PT protocolou representação no Conselho de Ética contra Flávio por ligação com banqueiro e financiamento suspeito de filme

O PT formaliza pressão no Senado para investigar o senador Flávio Bolsonaro por suposta articulação obscura no financiamento do filme Dark Horse, que retrata Jair Bolsonaro.

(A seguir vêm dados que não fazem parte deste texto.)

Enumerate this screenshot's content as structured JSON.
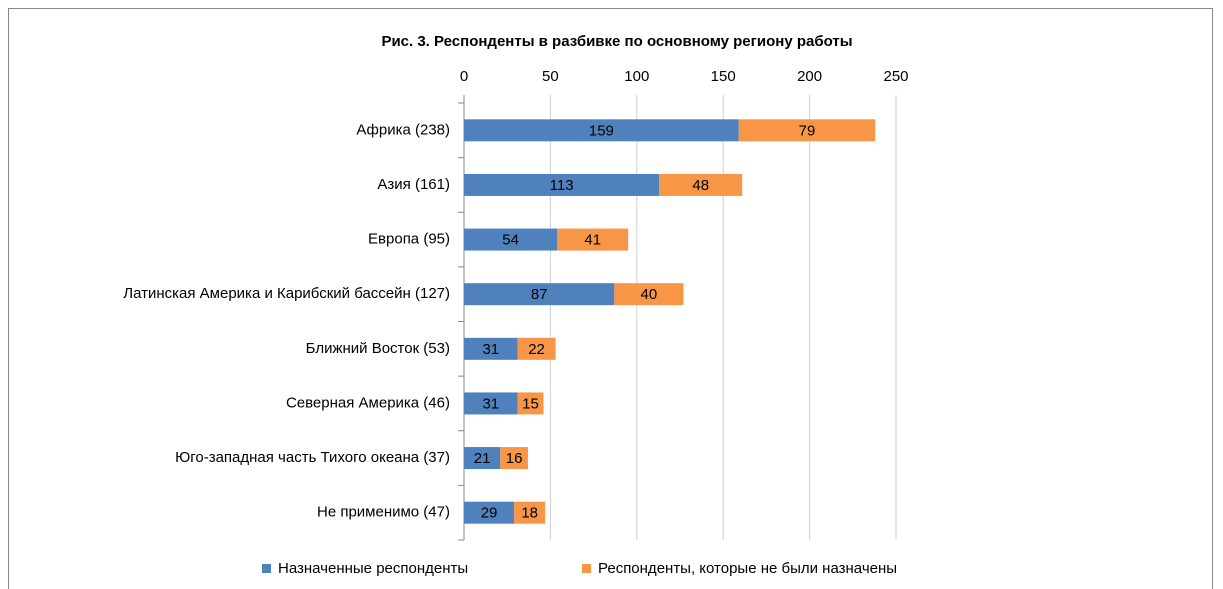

O Partido dos Trabalhadores (PT) deu um passo firme para colocar o senador Flávio Bolsonaro contra a parede. Protocolou no Conselho de Ética do Senado uma representação que exige a apuração do suposto envolvimento do parlamentar com o banqueiro Daniel Vorcaro, dono do Banco Master, e sua participação nas artimanhas para financiar o filme Dark Horse — produção que retrata a trajetória política do ex-presidente Jair Bolsonaro.
Segundo o líder do PT no Senado, senador Camilo Santana, as revelações da imprensa desmontam frontalmente as versões apresentadas por Flávio, incluindo a negativa da amizade com Vorcaro. “Quem ocupa um mandato público deve agir com verdade e respeito às instituições. A imunidade parlamentar não é escudo para enganar a sociedade”, afirmou Santana.
O filme Dark Horse recebeu aporte de R$ 61 milhões do banqueiro, parte de uma negociação maior que somaria cerca de R$ 134 milhões. Mensagens trocadas entre Flávio e Vorcaro indicam uma proximidade que o senador tenta classificar como privada e desvinculada do mandato.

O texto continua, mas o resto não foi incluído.